What do you get when you subtract the largest 100 nonfinancial companies from the Nasdaq? About 4,745 other companies.

"It's too complicated for a mere mortal to even fathom what's in the Nasdaq Composite," says Thomas McManus, equity portfolio strategist at Banc of America Securities. "I like to be able to look at a list of companies and realize what's included. I can do that with the Dow and the Nasdaq 100 and even the Standard & Poor's [500]. Once you start getting up there around 3,000 companies, with many additions and deletions every day, it's just difficult to comprehend the size."

Much less certain than the Nasdaq's legitimacy as an exchange, then, is its utility as an index, and not merely because of its unwieldy size. The Nasdaq also suffers from an especially virulent manifestation of the broad phenomenon of the two-tiered market. Over the years, the Comp's intense run-up has been powered by an extremely narrow group of stocks. Five stocks -- Microsoft, Intel, Cisco (CSCO Quote), Dell (DELL Quote) and MCI WorldCom (WCOM Quote) -- account for more than 30% of the Nasdaq's market capitalization.
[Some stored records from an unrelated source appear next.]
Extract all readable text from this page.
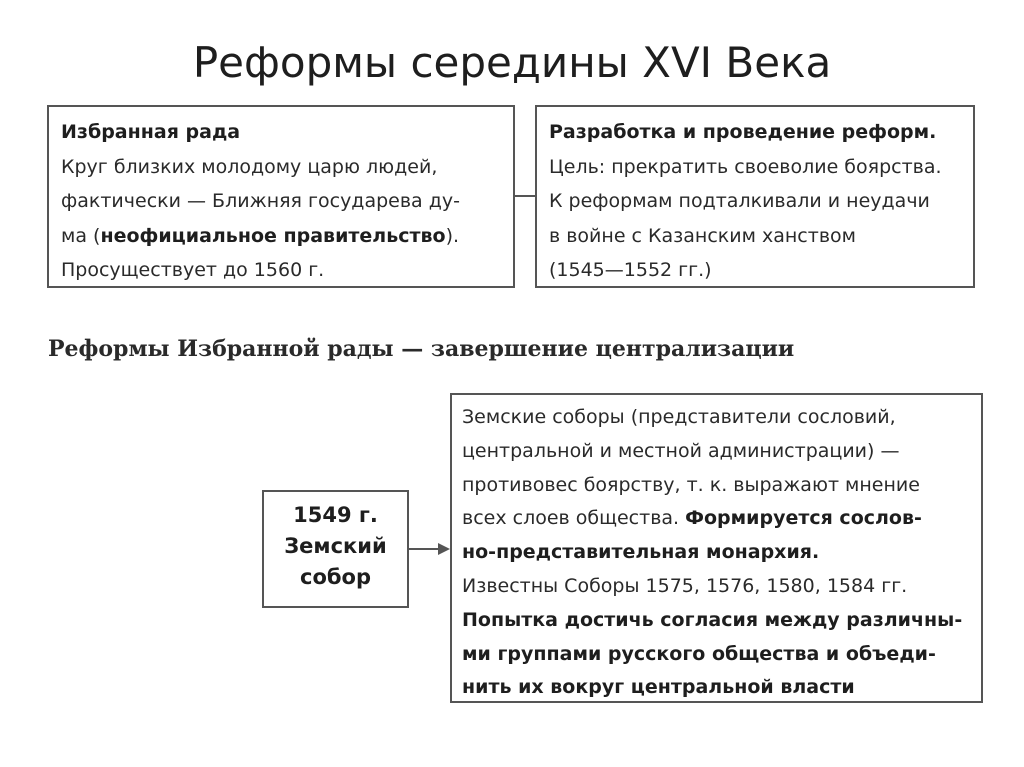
Реформы середины XVI Века
Избранная рада
Круг близких молодому царю людей,
фактически — Ближняя государева ду-
ма (неофициальное правительство).
Просуществует до 1560 г.
Разработка и проведение реформ.
Цель: прекратить своеволие боярства.
К реформам подталкивали и неудачи
в войне с Казанским ханством
(1545—1552 гг.)
Реформы Избранной рады — завершение централизации
1549 г.
Земский
собор
Земские соборы (представители сословий,
центральной и местной администрации) —
противовес боярству, т. к. выражают мнение
всех слоев общества. Формируется сослов-
но-представительная монархия.
Известны Соборы 1575, 1576, 1580, 1584 гг.
Попытка достичь согласия между различны-
ми группами русского общества и объеди-
нить их вокруг центральной власти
That kind of skewed representation can be a bit misleading, to say the least.

Nasdaq ex the NDX?
Use your imagination ...
Source: Baseline

"Many, many years ago," says McManus, "Standard & Poor's used to publish some of its industry indices excluding some of their largest components, because people complained that you couldn't get a sense of what other components were doing because they were obscured by the movement of larger ones. The Composite ex the NDX -- it would be complicated to track, but I'm sure it would give you a dramatically different picture."

A dramatically different picture, indeed -- if only you had the time to do the math. But then you'd miss the Comp 3K party.